Wilson Cano

Imagem: Elyeser Szturm
Whatsapp
Facebook
Twitter
Instagram
Telegram

Por Joelson Gonçalves de Carvalho*

Depoimento sobre o professor e economista falecido em 03 de abril de 2020.

Espero que muito se fale e se escreva sobre o professor Wilson Cano, um dos intelectuais fundadores do que hoje se chama Instituto de Economia da Universidade Estadual de Campinas (IE/Unicamp), que nos deixou na tarde do dia 03 de abril. Alguns depoimentos e relatos já circulam nas redes sociais. Muitos trazem a autoridade da amizade de longa data, outros a legitimidade da proximidade nos últimos tempos. Todas as homenagens são e serão muito bem-vindas, pois é inquestionável a importância deste intelectual na gênese e consolidação de um pensamento crítico e autônomo sobre a economia latino-americana e brasileira em termos gerais e para a dinâmica da economia regional e urbana no Brasil mais especificamente.

Minha última conversa com Wilson Cano foi em setembro de 2015. Não contei com nenhum status especial de proximidade: fui mais um dos seus muitos alunos e um de seus orientandos. É nesta condição que gostaria de acrescentar essas linhas às muitas homenagens já escritas sobre Wilson Cano.

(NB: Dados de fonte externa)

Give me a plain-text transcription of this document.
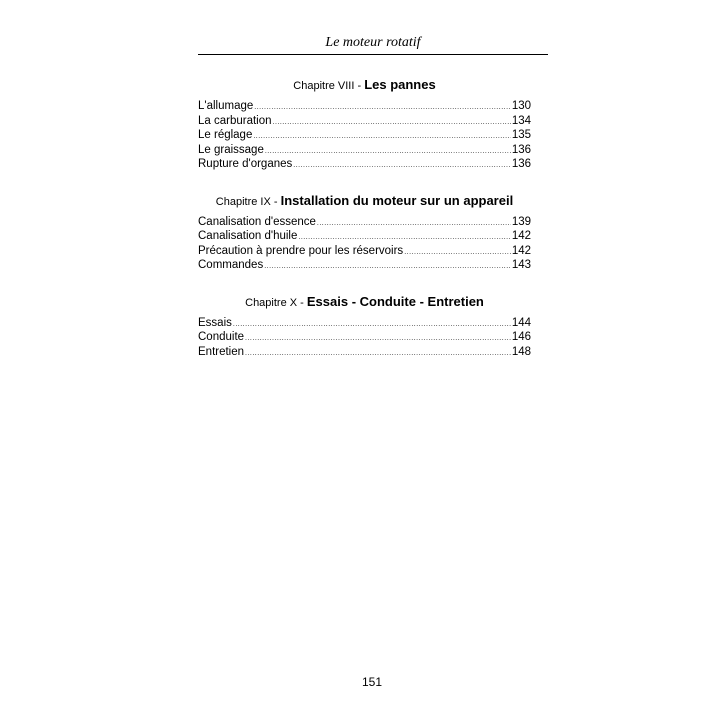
Le moteur rotatif
Chapitre VIII - Les pannes
L'allumage .....	130
La carburation .....	134
Le réglage .....	135
Le graissage .....	136
Rupture d'organes .....	136
Chapitre IX - Installation du moteur sur un appareil
Canalisation d'essence .....	139
Canalisation d'huile .....	142
Précaution à prendre pour les réservoirs .....	142
Commandes .....	143
Chapitre X - Essais - Conduite - Entretien
Essais .....	144
Conduite .....	146
Entretien .....	148
151
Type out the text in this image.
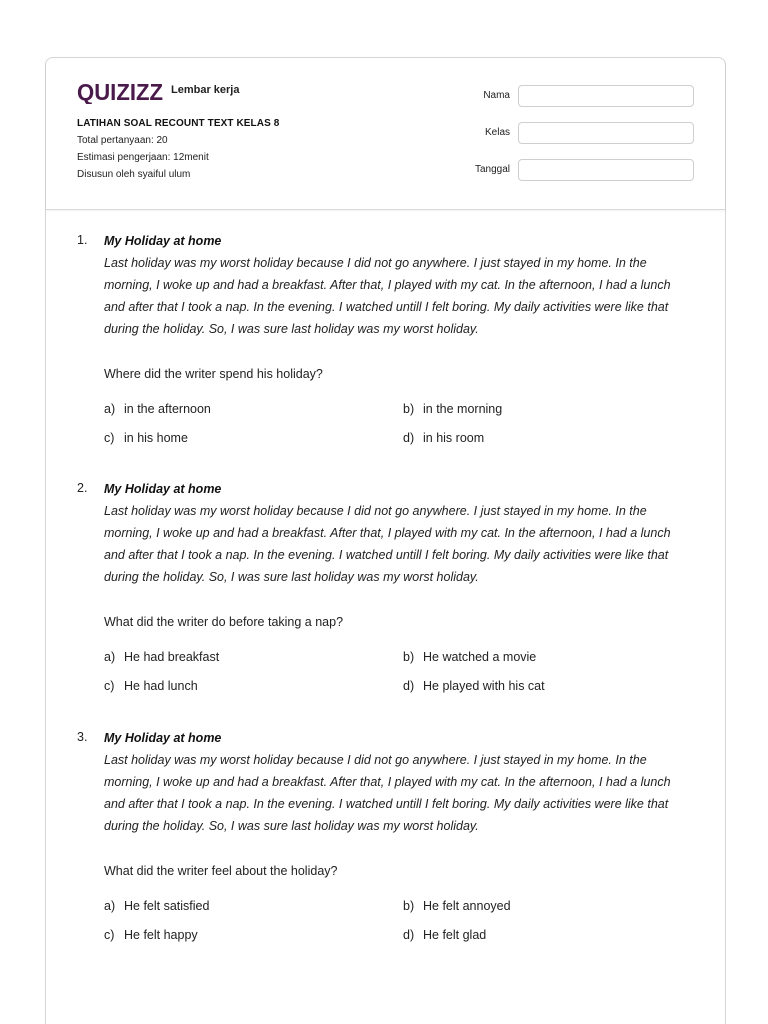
QUIZIZZ Lembar kerja
LATIHAN SOAL RECOUNT TEXT KELAS 8
Total pertanyaan: 20
Estimasi pengerjaan: 12menit
Disusun oleh syaiful ulum
Nama
Kelas
Tanggal
1. My Holiday at home
Last holiday was my worst holiday because I did not go anywhere. I just stayed in my home. In the morning, I woke up and had a breakfast. After that, I played with my cat. In the afternoon, I had a lunch and after that I took a nap. In the evening. I watched untill I felt boring. My daily activities were like that during the holiday. So, I was sure last holiday was my worst holiday.
Where did the writer spend his holiday?
a) in the afternoon	b) in the morning
c) in his home	d) in his room
2. My Holiday at home
Last holiday was my worst holiday because I did not go anywhere. I just stayed in my home. In the morning, I woke up and had a breakfast. After that, I played with my cat. In the afternoon, I had a lunch and after that I took a nap. In the evening. I watched untill I felt boring. My daily activities were like that during the holiday. So, I was sure last holiday was my worst holiday.
What did the writer do before taking a nap?
a) He had breakfast	b) He watched a movie
c) He had lunch	d) He played with his cat
3. My Holiday at home
Last holiday was my worst holiday because I did not go anywhere. I just stayed in my home. In the morning, I woke up and had a breakfast. After that, I played with my cat. In the afternoon, I had a lunch and after that I took a nap. In the evening. I watched untill I felt boring. My daily activities were like that during the holiday. So, I was sure last holiday was my worst holiday.
What did the writer feel about the holiday?
a) He felt satisfied	b) He felt annoyed
c) He felt happy	d) He felt glad
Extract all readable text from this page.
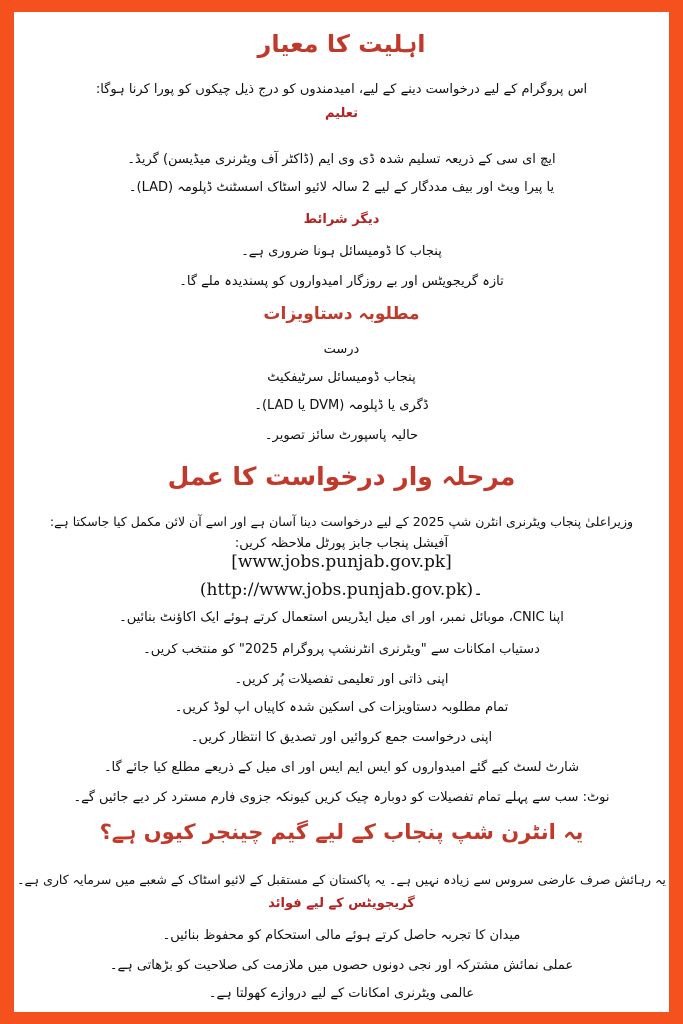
اہلیت کا معیار
اس پروگرام کے لیے درخواست دینے کے لیے، امیدمندوں کو درج ذیل چیکوں کو پورا کرنا ہوگا:
تعلیم
ایچ ای سی کے ذریعہ تسلیم شدہ ڈی وی ایم (ڈاکٹر آف ویٹرنری میڈیسن) گریڈ۔
یا پیرا ویٹ اور بیف مددگار کے لیے 2 سالہ لائیو اسٹاک اسسٹنٹ ڈپلومہ (LAD)۔
دیگر شرائط
پنجاب کا ڈومیسائل ہونا ضروری ہے۔
تازہ گریجویٹس اور بے روزگار امیدواروں کو پسندیدہ ملے گا۔
مطلوبہ دستاویزات
درست
پنجاب ڈومیسائل سرٹیفکیٹ
ڈگری یا ڈپلومہ (DVM یا LAD)۔
حالیہ پاسپورٹ سائز تصویر۔
مرحلہ وار درخواست کا عمل
وزیراعلیٰ پنجاب ویٹرنری انٹرن شپ 2025 کے لیے درخواست دینا آسان ہے اور اسے آن لائن مکمل کیا جاسکتا ہے:
آفیشل پنجاب جابز پورٹل ملاحظہ کریں:
[www.jobs.punjab.gov.pk]
(http://www.jobs.punjab.gov.pk)۔
اپنا CNIC، موبائل نمبر، اور ای میل ایڈریس استعمال کرتے ہوئے ایک اکاؤنٹ بنائیں۔
دستیاب امکانات سے "ویٹرنری انٹرنشپ پروگرام 2025" کو منتخب کریں۔
اپنی ذاتی اور تعلیمی تفصیلات پُر کریں۔
تمام مطلوبہ دستاویزات کی اسکین شدہ کاپیاں اپ لوڈ کریں۔
اپنی درخواست جمع کروائیں اور تصدیق کا انتظار کریں۔
شارٹ لسٹ کیے گئے امیدواروں کو ایس ایم ایس اور ای میل کے ذریعے مطلع کیا جائے گا۔
نوٹ: سب سے پہلے تمام تفصیلات کو دوبارہ چیک کریں کیونکہ جزوی فارم مسترد کر دیے جائیں گے۔
یہ انٹرن شپ پنجاب کے لیے گیم چینجر کیوں ہے؟
یہ رہائش صرف عارضی سروس سے زیادہ نہیں ہے۔ یہ پاکستان کے مستقبل کے لائیو اسٹاک کے شعبے میں سرمایہ کاری ہے۔
گریجویٹس کے لیے فوائد
میدان کا تجربہ حاصل کرتے ہوئے مالی استحکام کو محفوظ بنائیں۔
عملی نمائش مشترکہ اور نجی دونوں حصوں میں ملازمت کی صلاحیت کو بڑھاتی ہے۔
عالمی ویٹرنری امکانات کے لیے دروازے کھولتا ہے۔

Conheci o professor Cano primeiro pelos seus textos. Seu livro clássico, Raízes da concentração industrial em São Paulo (Difel, 1977), era leitura obrigatória na graduação em Ciências Econômicas da Universidade Federal de Uberlândia (UFU). Naqueles tempos, a UFU contava com muitos professores que tinham passado pelo Instituto de Economia da Unicamp e, sob essa influência, dirigiam seus cursos e inspiravam seus alunos. Eu inspirado, quis conhecer a fonte: fui fazer mestrado e doutorado em Desenvolvimento Econômico no IE da Unicamp. Ali tive aulas com Wilson Cano nestes dois momentos, que se estenderam de 2001 a 2011. Para minha satisfação, ele aceitou me orientar em meu doutoramento.

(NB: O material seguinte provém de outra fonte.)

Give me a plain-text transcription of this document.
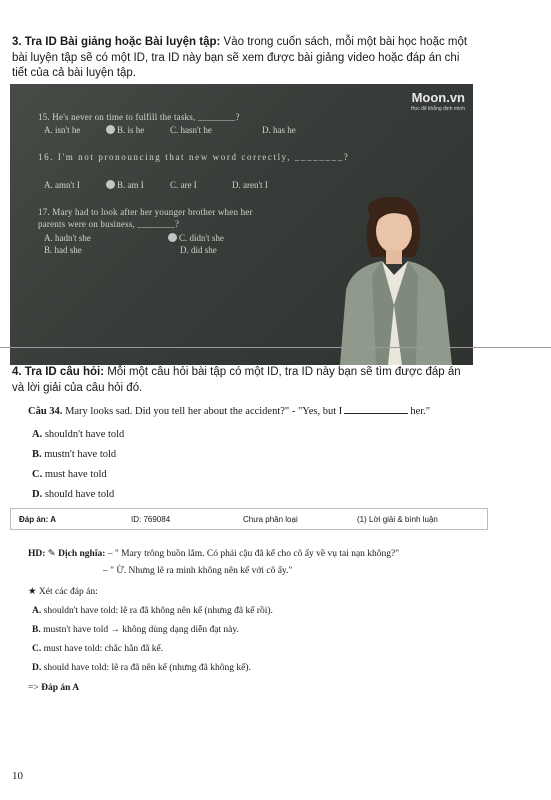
3. Tra ID Bài giảng hoặc Bài luyện tập: Vào trong cuốn sách, mỗi một bài học hoặc một
bài luyện tập sẽ có một ID, tra ID này bạn sẽ xem được bài giảng video hoặc đáp án chi
tiết của cả bài luyện tập.
Moon.vn
Học để khẳng định mình
15. He's never on time to fulfill the tasks, ________?
A. isn't he	B. is he	C. hasn't he	D. has he
16. I'm not pronouncing that new word correctly, ________?
A. amn't I	B. am I	C. are I	D. aren't I
17. Mary had to look after her younger brother when her
parents were on business, ________?
A. hadn't she
B. had she
C. didn't she
D. did she
4. Tra ID câu hỏi: Mỗi một câu hỏi bài tập có một ID, tra ID này bạn sẽ tìm được đáp án
và lời giải của câu hỏi đó.
Câu 34. Mary looks sad. Did you tell her about the accident?" - "Yes, but I	her."
A. shouldn't have told
B. mustn't have told
C. must have told
D. should have told
Đáp án: A	ID: 769084	Chưa phân loại	(1) Lời giải & bình luận
HD: ✎ Dịch nghĩa: – " Mary trông buồn lắm. Có phải cậu đã kể cho cô ấy về vụ tai nạn không?"
– " Ừ. Nhưng lẽ ra mình không nên kể với cô ấy."
★ Xét các đáp án:
A. shouldn't have told: lẽ ra đã không nên kể (nhưng đã kể rồi).
B. mustn't have told → không dùng dạng diễn đạt này.
C. must have told: chắc hẳn đã kể.
D. should have told: lẽ ra đã nên kể (nhưng đã không kể).
=> Đáp án A
10
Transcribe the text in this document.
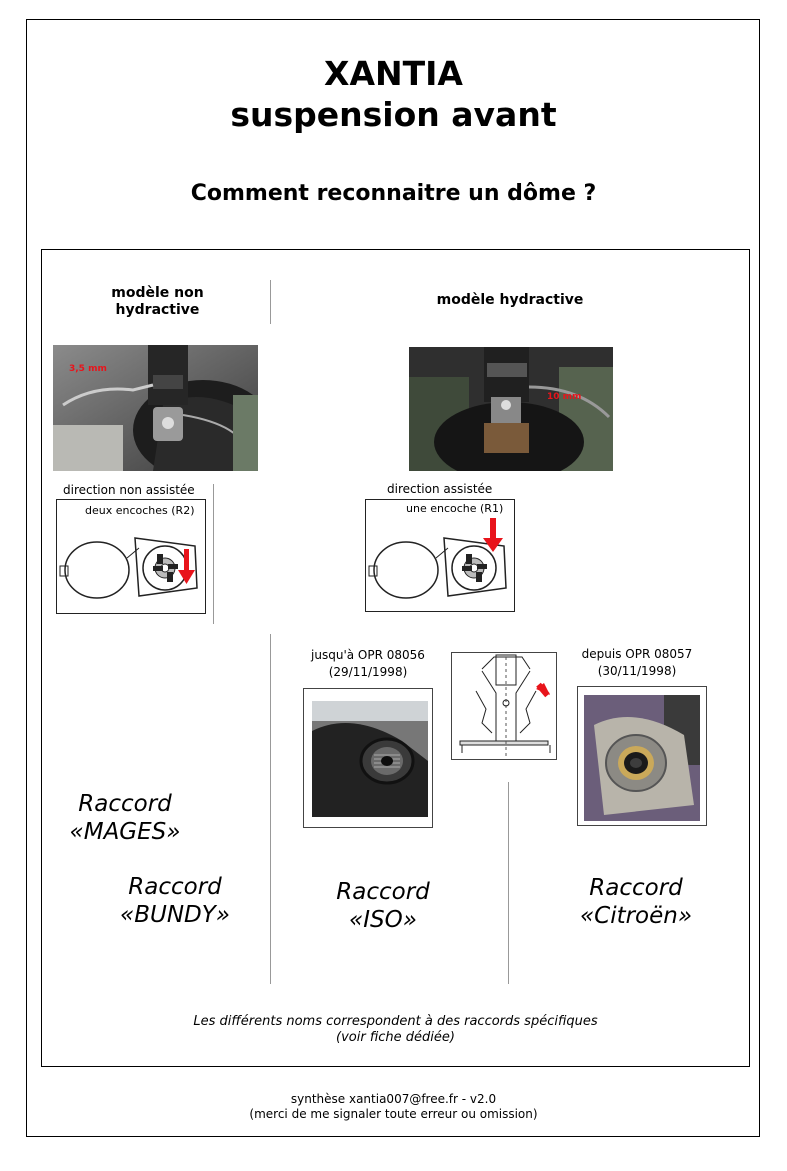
XANTIA
suspension avant
Comment reconnaitre un dôme ?
modèle non
hydractive
modèle hydractive
3,5 mm
10 mm
direction non assistée	direction assistée
deux encoches (R2)	une encoche (R1)
jusqu'à OPR 08056
(29/11/1998)
depuis OPR 08057
(30/11/1998)
Raccord
«MAGES»
Raccord
«BUNDY»
Raccord
«ISO»
Raccord
«Citroën»
Les différents noms correspondent à des raccords spécifiques
(voir fiche dédiée)
synthèse xantia007@free.fr - v2.0
(merci de me signaler toute erreur ou omission)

Intelectualmente, seria impensável tentar fazer um resumo de suas contribuições aqui. Cabe apenas dizer que sua explicação para as disparidades regionais, mais visíveis no período pós-1930, mesmo convincente não agradou a todos. Seu argumento central, em certa medida, inocentava o Estado de São Paulo por sua concentração de atividades econômicas, notadamente das industriais. Não raro, ouvi colegas com outras referências e influências acadêmicas e intelectuais, acusarem-no de “sãopaulocentrista”.

Os críticos, no afã da manifestação da discordância, perderam a oportunidade de ter uma compreensão mais profunda e imbricada. Se esse ente chamado “São Paulo” não era o culpado, quem era? Na resposta, Wilson Cano mostrou toda sua erudição, não se ensimesmando no economicismo: segundo ele, entre outros fatores, precisávamos entender o conservadorismo das elites nacionais no bloqueio à reforma agrária.

Minha experiência ao lado de Wilson Cano me faz querer destacar algumas lembranças que o mostram como o homem generoso e incansável que é (no presente). A generosidade de Wilson Cano talvez não tenha sido sua característica mais reconhecida, mas sem dúvidas, foi a que mais me marcou pessoalmente, mesmo a despeito de um dos muitos diálogos que tivemos como esse que reproduzo, quando estava em fase de escrita de minha tese de doutorado: – Professor, te envio essa primeira versão do meu capítulo, não está muito boa, mas segue para sua apreciação.– Se o senhor mesmo acha que não está boa, porque acha que eu tenho que perder o meu tempo lendo?

Quando nós, seus orientandos de mestrado e doutorado daqueles primeiros anos da década de 2000, conversávamos sobre situações como essa, víamos que todos tínhamos algo assim (ou mais constrangedor) para contar. Mas a sisudez nem de longe foi a memória que ficou, pelo menos não para mim. Não sei se por dó ou por espanto, quando soube que eu era filho de uma boia-fria e um padeiro e que, para piorar tudo, estava sem bolsa de mestrado, não sei de onde, me arrumou um trabalho: ajudá-lo em uma pesquisa qualquer. Me dava tarefas compatíveis com meus estudos e me pagava o valor compatível com uma bolsa. Por suposto, isso foi fundamental para que eu conseguisse terminar o mestrado e seguir em frente.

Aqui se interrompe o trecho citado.